Ebooks, yogurteras y muñecas hinchables

Enviado por Juan Manuel de Prada en Dom, 30/08/2015 - 5:38pm

 ¡Avanzad sin temor a la oscuridad! Luchad, luchad jinetes de Theoden, caerán las lanzas, se quebrarán los escudos, aún restará la espada... Rojo será día hasta el nacer del sol… ¡Cabalgad, galopad, cabalgad hasta la desolación y el fin del mundo! J. R. R. Tolkien (El Señor de los Anillos)

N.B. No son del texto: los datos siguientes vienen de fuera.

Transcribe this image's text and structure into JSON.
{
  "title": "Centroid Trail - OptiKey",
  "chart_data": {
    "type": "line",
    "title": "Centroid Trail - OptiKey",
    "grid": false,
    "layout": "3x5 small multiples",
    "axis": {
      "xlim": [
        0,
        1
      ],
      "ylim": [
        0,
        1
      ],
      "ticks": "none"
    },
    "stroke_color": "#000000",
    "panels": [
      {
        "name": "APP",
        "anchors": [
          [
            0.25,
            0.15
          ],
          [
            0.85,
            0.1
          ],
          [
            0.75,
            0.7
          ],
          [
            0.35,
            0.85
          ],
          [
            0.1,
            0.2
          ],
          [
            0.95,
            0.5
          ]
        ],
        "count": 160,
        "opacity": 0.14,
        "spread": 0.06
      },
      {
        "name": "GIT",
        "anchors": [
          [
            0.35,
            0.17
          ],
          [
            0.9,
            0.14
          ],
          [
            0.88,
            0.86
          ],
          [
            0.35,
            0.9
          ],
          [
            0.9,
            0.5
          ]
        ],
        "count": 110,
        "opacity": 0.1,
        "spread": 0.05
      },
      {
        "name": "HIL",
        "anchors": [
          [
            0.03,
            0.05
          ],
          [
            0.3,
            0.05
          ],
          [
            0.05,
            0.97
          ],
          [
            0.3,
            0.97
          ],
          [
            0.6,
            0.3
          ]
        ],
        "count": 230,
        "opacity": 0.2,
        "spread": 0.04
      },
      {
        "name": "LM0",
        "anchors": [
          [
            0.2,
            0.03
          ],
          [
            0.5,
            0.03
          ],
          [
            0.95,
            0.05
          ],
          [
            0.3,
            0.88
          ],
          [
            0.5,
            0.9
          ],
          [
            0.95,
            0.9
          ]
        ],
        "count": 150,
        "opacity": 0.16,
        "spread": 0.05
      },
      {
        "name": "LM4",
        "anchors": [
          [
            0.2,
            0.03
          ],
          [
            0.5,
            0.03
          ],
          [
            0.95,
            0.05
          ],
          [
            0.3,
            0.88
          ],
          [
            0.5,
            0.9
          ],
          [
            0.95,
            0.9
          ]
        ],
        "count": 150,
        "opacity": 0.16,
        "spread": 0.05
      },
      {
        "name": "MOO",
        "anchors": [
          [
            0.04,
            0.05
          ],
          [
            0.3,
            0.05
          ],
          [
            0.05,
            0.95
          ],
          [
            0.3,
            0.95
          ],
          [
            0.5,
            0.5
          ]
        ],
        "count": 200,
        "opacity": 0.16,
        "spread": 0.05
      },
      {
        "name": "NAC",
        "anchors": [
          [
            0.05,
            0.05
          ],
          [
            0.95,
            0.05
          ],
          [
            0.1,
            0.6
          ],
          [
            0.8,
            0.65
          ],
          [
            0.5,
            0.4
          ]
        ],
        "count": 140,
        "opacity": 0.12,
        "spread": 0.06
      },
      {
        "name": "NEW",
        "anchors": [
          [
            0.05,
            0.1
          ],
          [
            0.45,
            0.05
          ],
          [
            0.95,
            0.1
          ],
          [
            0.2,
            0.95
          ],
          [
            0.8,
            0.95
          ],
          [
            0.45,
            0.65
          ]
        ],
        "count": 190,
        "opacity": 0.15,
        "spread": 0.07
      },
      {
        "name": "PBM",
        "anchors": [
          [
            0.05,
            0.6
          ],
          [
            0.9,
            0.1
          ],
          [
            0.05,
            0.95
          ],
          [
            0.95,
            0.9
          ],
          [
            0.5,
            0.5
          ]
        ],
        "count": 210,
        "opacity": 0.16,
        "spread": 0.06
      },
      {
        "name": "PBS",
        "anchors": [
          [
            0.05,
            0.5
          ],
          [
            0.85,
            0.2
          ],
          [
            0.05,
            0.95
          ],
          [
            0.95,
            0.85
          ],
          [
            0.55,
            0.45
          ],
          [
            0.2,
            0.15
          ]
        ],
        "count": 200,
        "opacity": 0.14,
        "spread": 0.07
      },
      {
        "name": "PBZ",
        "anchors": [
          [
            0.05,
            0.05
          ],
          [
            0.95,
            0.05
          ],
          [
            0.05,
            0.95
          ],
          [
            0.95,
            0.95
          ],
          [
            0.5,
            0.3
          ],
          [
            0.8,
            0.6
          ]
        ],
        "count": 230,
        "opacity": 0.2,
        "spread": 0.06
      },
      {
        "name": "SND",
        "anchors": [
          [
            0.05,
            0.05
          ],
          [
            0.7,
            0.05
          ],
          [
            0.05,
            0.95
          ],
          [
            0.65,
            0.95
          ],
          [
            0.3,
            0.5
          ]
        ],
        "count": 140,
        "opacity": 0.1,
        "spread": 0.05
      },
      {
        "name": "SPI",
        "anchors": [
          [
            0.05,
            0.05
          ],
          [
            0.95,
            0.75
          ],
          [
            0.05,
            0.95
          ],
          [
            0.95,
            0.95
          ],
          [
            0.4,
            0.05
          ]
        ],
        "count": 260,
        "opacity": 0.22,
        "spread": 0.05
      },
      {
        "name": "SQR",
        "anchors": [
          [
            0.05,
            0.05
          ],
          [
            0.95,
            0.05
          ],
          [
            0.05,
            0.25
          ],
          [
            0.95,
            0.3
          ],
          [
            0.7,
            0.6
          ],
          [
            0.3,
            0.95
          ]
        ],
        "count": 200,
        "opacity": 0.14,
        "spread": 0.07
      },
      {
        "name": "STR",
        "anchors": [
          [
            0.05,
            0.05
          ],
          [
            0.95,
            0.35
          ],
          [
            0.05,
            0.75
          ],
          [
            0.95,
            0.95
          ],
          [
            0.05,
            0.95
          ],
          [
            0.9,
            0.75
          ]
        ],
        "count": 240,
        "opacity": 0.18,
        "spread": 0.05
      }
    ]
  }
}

Antaño, para provocar las iras de los biempensantes, tenías que atreverte a ser un hereje furioso o un anarquista desgañitado. Hogaño, basta con que despotriques contra el interné, o contra el libro electrónico, o contra cualquiera de los cacharritos con que nos obligan a anestesiar el dolor de vivir una vida sin sentido. Pues nuestra época no admite que nadie ose discutir sus adelantos tecnológicos de baratillo, que son la religión y la patria de las masas sin Dios y sin tierra, porque son los que les garantizan “ocio cultural” pirateado, pajillas low cost y vomitona de exabruptos retuiteados, esas felicísimas delicias que las mantienen apaciguadas. Muchas veces nos preguntan por el libro electrónico; y nosotros siempre despotricamos, para ira de los biempensantes, comparándolo con las yogurteras y las muñecas hinchables.
La gente de mi generación recordará las yogurteras, aquella “nueva tecnología” que causó furor entre nuestras madres. Las yogurteras hacían unos yogures en verdad nauseabundos, una papilla o vómito de leche agria que no había cristiano que se la tragase; pero durante unos años a todo el mundo le dio por decir absurdamente que no se notaba la diferencia entre los yogures de la yogurtera y los yogures de la tienda, y nuestras madres se reunían en conciliábulo para entonar sus loas y saborear sus yogures pestilentes y eméticos. Yo alucinaba con aquellas ponderaciones desquiciadas; y llegue a considerar seriamente si mi madre y sus amigas no habrían sido abducidas o suplantadas por alienígenas que las obligaban a venerar aquel artilugio infecto.
Pero hubo un día que la venda se les cayó de los ojos, y nuestras madres guardaron la malhadada yogurtera en el trastero, o directamente la echaron al cubo de la basura, y volvieron a comprar los yogures en la tienda de la esquina, para alivio de nuestro paladar y de nuestras tripas. Pero, entretanto, los mandantes que habían comercializado aquel cacharrito demente hicieron su agosto. Y lo mismo han logrado los mangantes del libro electrónico, haciéndonos creer que pasar los ojos por las pantallas de esos depósitos nerviosos y luminiscentes de libros pirateados es leer, que es como hacernos creer que ligar con una muñeca hinchable con la careta de Ava Gardner es como hacerlo con la propia Ava Gardner. En el colmo del cinismo y la maldad, estos mangantes han logrado también hacernos creer que la muñeca hinchable es mejor incluso que Ava Gardner porque, cuando acabas de ligártela, puedes desinflarla y meterla dobladita en un cajón, a diferencia de Ava Gardner, cuyas turgencias ocupan una barbaridad; y también nos han dicho que la ventaja de la muñeca hinchable es que puedes cambiarle la careta y ponérsela de Greta Garbo, o de Marilyn Monroe, o de Sofia Loren, al gusto del consumidor; y todo ello sin que tan variado gineceo nos ocupe ni un ápice de espacio en la casa. Y han conseguido incluso que estemos felicísimos con nuestra potrosa muñeca hinchable, haciéndonos creer que somos unos genuinos donjuanes y consiguiendo que olvidemos que la razón verdadera por la que nos conformamos con ligar con una muñeca hinchable es porque no podríamos invitar a cenar a Ava Gardner, ni albergarla en nuestra casa, que es un cuchitril.
Porque la maldad suma y refinadísima de estos mangantes consiste en lograr que abracemos como progreso tecnológico lo que no es sino un trampantojo con el que maquillan la penuria de nuestras vidas, confinadas en cuchitriles que no nos permiten tener una biblioteca de libros que se puedan leer, palpar y amar, libros que nos abriguen en el invierno y nos enamoren en la primavera con su bendito aroma de papel y tinta.